Him and I under the stars.
How could I ever need anything more than this?
“I don't want to spend two years without you,” I cry. “Maybe if the contract was shorter—”
“This can't be about me.” He opens his eyes. “It's about you.”
I nod. “I know... but don't you get it, Charlie Barnes?” I tearfully grin. “I can help people right here and that's good enough for me.”
And it is.
I decided in that moment it's enough.
It would always be enough if I got Charlie.
Always.
“How can I fill someone else's cup when mine’s empty?” I murmur. “You fill my cups, Charlie. I'm so freaking in love with you, leaving you would gut me. Just the idea of it. I had to bring it up,” I declare. “I had to talk it out. Give it a fair shot because I owed myself that much. To see if my free will mattered but the truth is, I want to see the world with you . I want you right by my side. I want—”

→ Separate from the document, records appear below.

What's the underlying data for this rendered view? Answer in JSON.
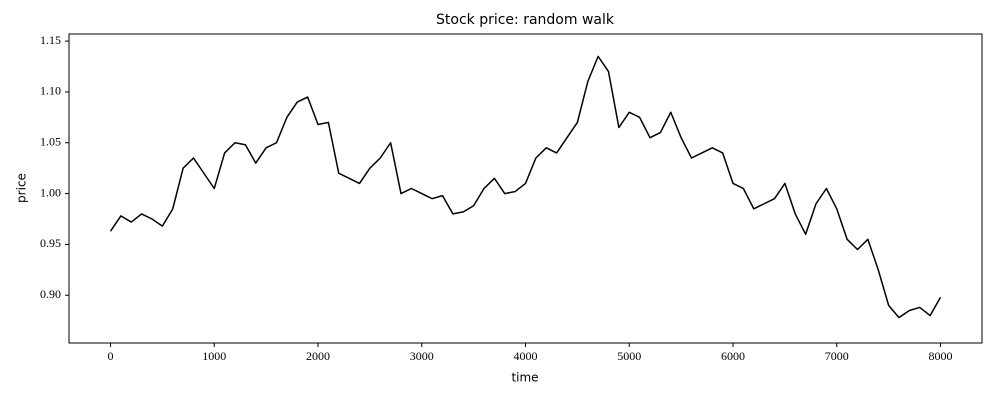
{
  "chart_data": {
    "type": "line",
    "title": "Stock price: random walk",
    "x_label": "time",
    "y_label": "price",
    "x": [
      0,
      100,
      200,
      300,
      400,
      500,
      600,
      700,
      800,
      900,
      1000,
      1100,
      1200,
      1300,
      1400,
      1500,
      1600,
      1700,
      1800,
      1900,
      2000,
      2100,
      2200,
      2300,
      2400,
      2500,
      2600,
      2700,
      2800,
      2900,
      3000,
      3100,
      3200,
      3300,
      3400,
      3500,
      3600,
      3700,
      3800,
      3900,
      4000,
      4100,
      4200,
      4300,
      4400,
      4500,
      4600,
      4700,
      4800,
      4900,
      5000,
      5100,
      5200,
      5300,
      5400,
      5500,
      5600,
      5700,
      5800,
      5900,
      6000,
      6100,
      6200,
      6300,
      6400,
      6500,
      6600,
      6700,
      6800,
      6900,
      7000,
      7100,
      7200,
      7300,
      7400,
      7500,
      7600,
      7700,
      7800,
      7900,
      8000
    ],
    "values": [
      0.963,
      0.978,
      0.972,
      0.98,
      0.975,
      0.968,
      0.985,
      1.025,
      1.035,
      1.02,
      1.005,
      1.04,
      1.05,
      1.048,
      1.03,
      1.045,
      1.05,
      1.075,
      1.09,
      1.095,
      1.068,
      1.07,
      1.02,
      1.015,
      1.01,
      1.025,
      1.035,
      1.05,
      1.0,
      1.005,
      1.0,
      0.995,
      0.998,
      0.98,
      0.982,
      0.988,
      1.005,
      1.015,
      1.0,
      1.002,
      1.01,
      1.035,
      1.045,
      1.04,
      1.055,
      1.07,
      1.11,
      1.135,
      1.12,
      1.065,
      1.08,
      1.075,
      1.055,
      1.06,
      1.08,
      1.055,
      1.035,
      1.04,
      1.045,
      1.04,
      1.01,
      1.005,
      0.985,
      0.99,
      0.995,
      1.01,
      0.98,
      0.96,
      0.99,
      1.005,
      0.985,
      0.955,
      0.945,
      0.955,
      0.925,
      0.89,
      0.878,
      0.885,
      0.888,
      0.88,
      0.898
    ],
    "color": "#000000",
    "xlim": [
      -400,
      8400
    ],
    "ylim": [
      0.853,
      1.157
    ],
    "xticks": [
      0,
      1000,
      2000,
      3000,
      4000,
      5000,
      6000,
      7000,
      8000
    ],
    "yticks": [
      {
        "value": 0.9,
        "label": "0.90"
      },
      0.95,
      {
        "value": 1.0,
        "label": "1.00"
      },
      1.05,
      {
        "value": 1.1,
        "label": "1.10"
      },
      1.15
    ]
  }
}
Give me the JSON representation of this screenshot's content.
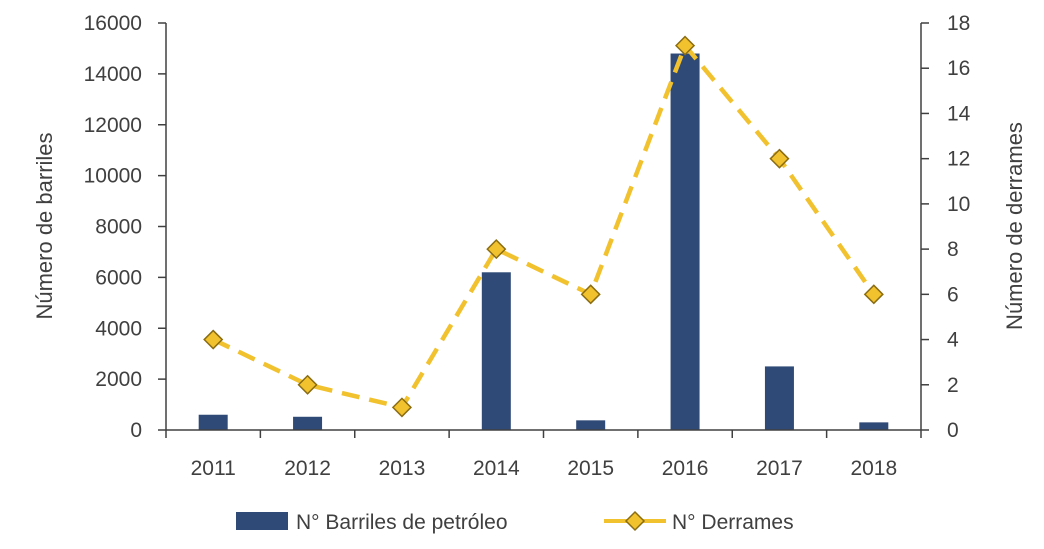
{
  "chart_data": {
    "type": "bar+line",
    "categories": [
      "2011",
      "2012",
      "2013",
      "2014",
      "2015",
      "2016",
      "2017",
      "2018"
    ],
    "series": [
      {
        "name": "N° Barriles de petróleo",
        "type": "bar",
        "axis": "left",
        "color": "#2f4a76",
        "values": [
          600,
          520,
          0,
          6200,
          380,
          14800,
          2500,
          300
        ]
      },
      {
        "name": "N° Derrames",
        "type": "line",
        "axis": "right",
        "color": "#f2c12e",
        "marker": "diamond",
        "line_style": "dashed",
        "values": [
          4,
          2,
          1,
          8,
          6,
          17,
          12,
          6
        ]
      }
    ],
    "ylabel_left": "Número de barriles",
    "ylabel_right": "Número de derrames",
    "ylim_left": [
      0,
      16000
    ],
    "yticks_left": [
      "0",
      "2000",
      "4000",
      "6000",
      "8000",
      "10000",
      "12000",
      "14000",
      "16000"
    ],
    "ylim_right": [
      0,
      18
    ],
    "yticks_right": [
      "0",
      "2",
      "4",
      "6",
      "8",
      "10",
      "12",
      "14",
      "16",
      "18"
    ],
    "grid": false,
    "legend_position": "bottom"
  }
}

His hand behind my head thrusts me forward as his tongue slips between my lips. He kisses me like he's begging me to stay as if my choice wasn't already made. This love is once in a lifetime, and maybe I'm a fool, but no job could ever fulfill me like this.
In my depths, I'm a romantic who needs love.
In all capacities.
I need him.
I need him like the blood in my veins.
I used to be idiotic enough to think that I could part with him, but I cannot.